Defendant was charged with robbery in the first degree (Penal Law § 160.15) on the theory that he forcibly stole the complainant's motor scooter and, in the course of that act, used or threatened the use of a knife. He was also charged with related offenses including criminal possession of a weapon in the fourth degree (Penal Law § 265.01) for possessing a knife. In its instructions, the trial court instructed that to convict defendant of first degree robbery the jury had to find that the People had proved that defendant forcibly stole property and used or threatened the immediate use of a knife. The court further instructed the jury that to convict defendant of fourth degree weapon possession, it had to find that the People had proved that defendant knowingly and unlawfully possessed a knife with the intent to use it unlawfully against another. Following deliberations, the jury convicted defendant of the robbery count and acquitted him of the weapon possession count.
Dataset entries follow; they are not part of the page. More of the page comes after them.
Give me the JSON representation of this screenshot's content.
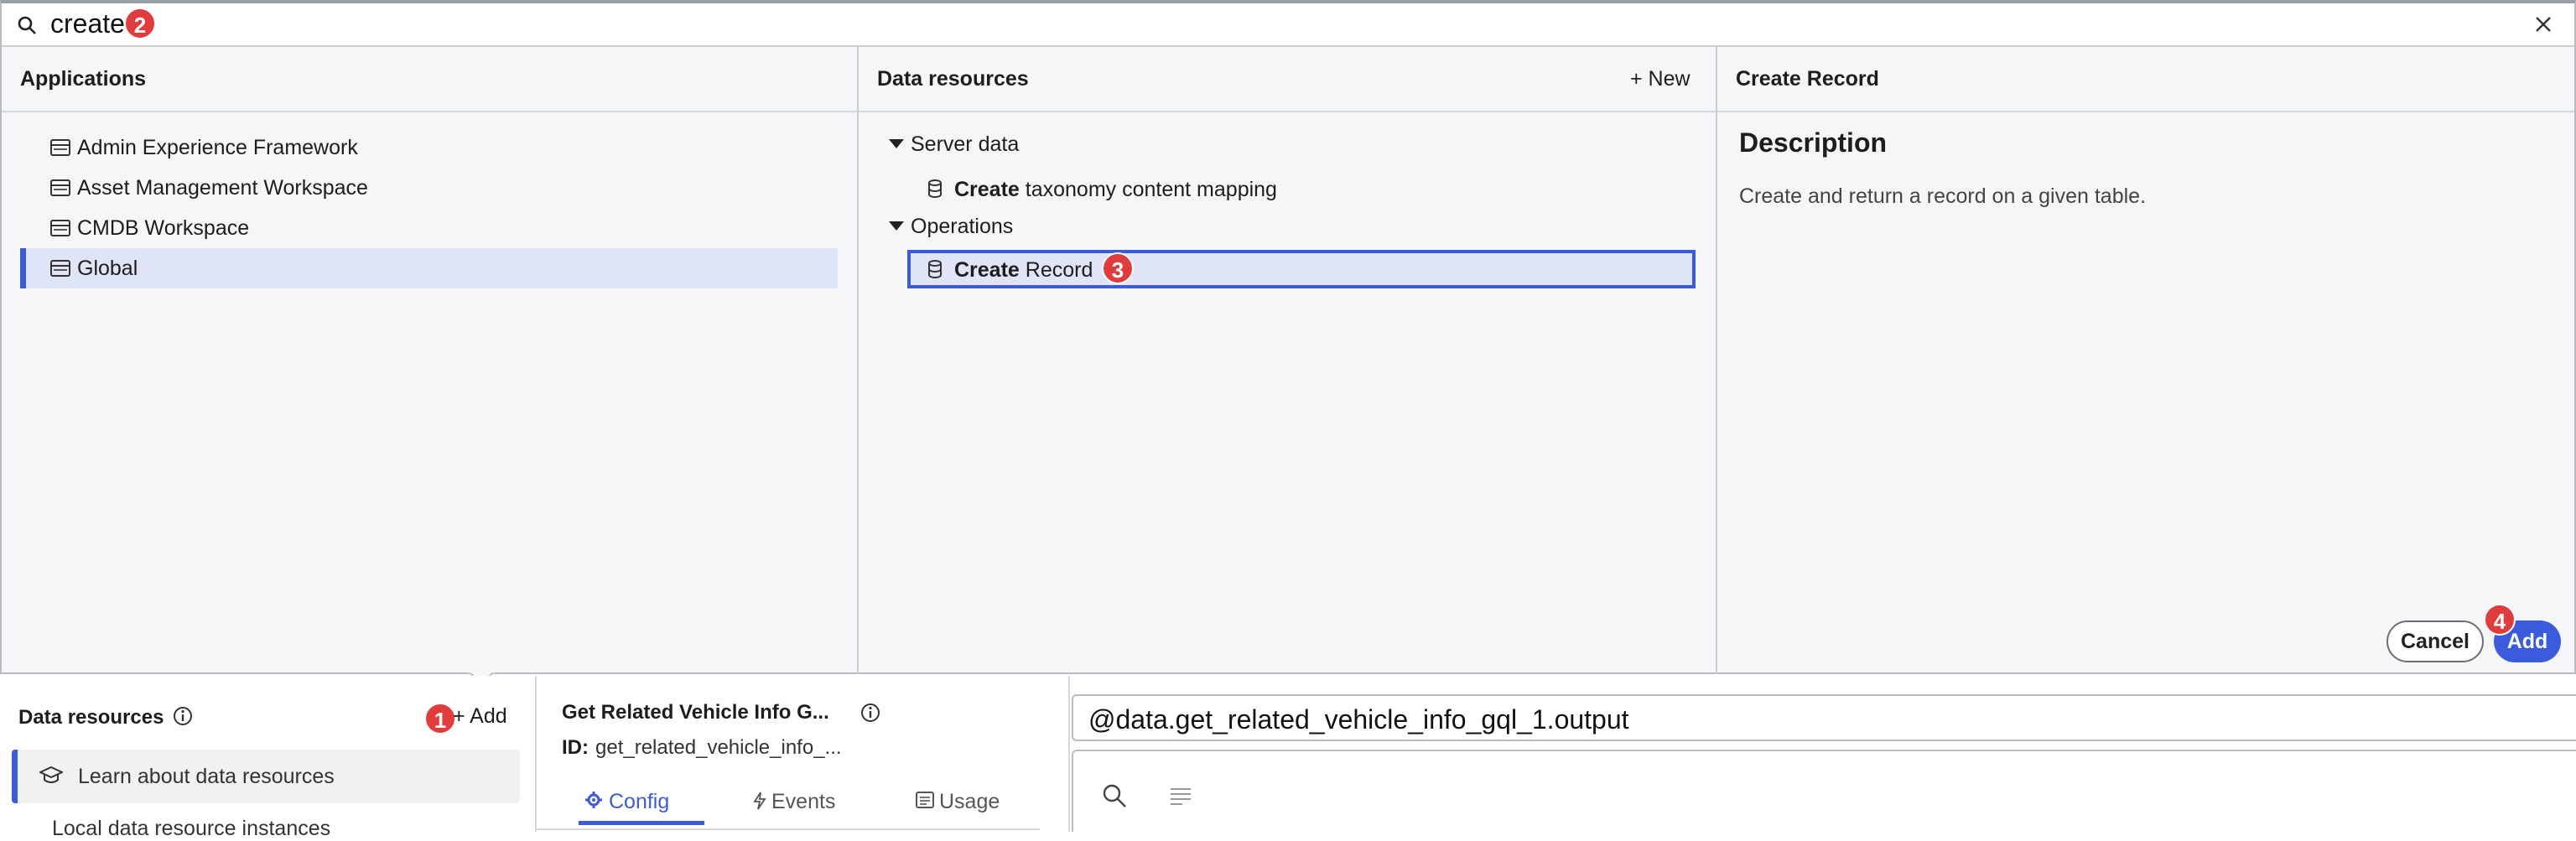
{
  "search": {
    "value": "create"
  },
  "steps": {
    "one": "1",
    "two": "2",
    "three": "3",
    "four": "4"
  },
  "applications": {
    "header": "Applications",
    "items": [
      {
        "label": "Admin Experience Framework"
      },
      {
        "label": "Asset Management Workspace"
      },
      {
        "label": "CMDB Workspace"
      },
      {
        "label": "Global",
        "selected": true
      }
    ]
  },
  "data_resources_col": {
    "header": "Data resources",
    "new_label": "+ New",
    "groups": [
      {
        "label": "Server data",
        "items": [
          {
            "bold": "Create",
            "rest": " taxonomy content mapping"
          }
        ]
      },
      {
        "label": "Operations",
        "items": [
          {
            "bold": "Create",
            "rest": " Record",
            "selected": true
          }
        ]
      }
    ]
  },
  "detail": {
    "header": "Create Record",
    "description_heading": "Description",
    "description_text": "Create and return a record on a given table.",
    "cancel_label": "Cancel",
    "add_label": "Add"
  },
  "bottom": {
    "data_resources_title": "Data resources",
    "add_label": "+ Add",
    "learn_label": "Learn about data resources",
    "local_label": "Local data resource instances",
    "resource_title": "Get Related Vehicle Info G...",
    "id_label": "ID:",
    "id_value": "get_related_vehicle_info_...",
    "tabs": [
      {
        "label": "Config",
        "active": true
      },
      {
        "label": "Events"
      },
      {
        "label": "Usage"
      }
    ],
    "expression": "@data.get_related_vehicle_info_gql_1.output"
  },
  "colors": {
    "accent": "#3d5bd9",
    "badge": "#e23b3b",
    "selected_row": "#dfe4f7"
  },
  "icons": [
    "search-icon",
    "close-icon",
    "application-icon",
    "database-icon",
    "info-icon",
    "graduation-cap-icon",
    "gear-icon",
    "lightning-icon",
    "list-icon",
    "menu-lines-icon"
  ]
}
Examined against the elements of the crimes as charged by the trial court and without regard to the particular facts of the case, the jury's verdict was not repugnant (see, People v Hampton, 61 N.Y.2d 963; People v Tucker, 55 N.Y.2d 1, rearg denied 55 N.Y.2d 1039). By convicting defendant of robbery, the jury of necessity found that he either used or threatened the immediate use of a knife. The finding that defendant threatened immediate use of a knife, however, is not repugnant to a finding that defendant himself did not actually possess a knife. Applying the law as it was charged in this case, the jury was entitled to find that defendant may not have possessed a knife, and yet did threaten to use one.
Defendant's remaining contention has not been preserved.
Chief Judge WACHTLER and Judges SIMONS, KAYE, ALEXANDER, TITONE, HANCOCK, JR., and BELLACOSA concur.
On review of submissions pursuant to section 500.4 of the Rules of the Court of Appeals (22 N.Y.CRR 500.4), order affirmed in a memorandum.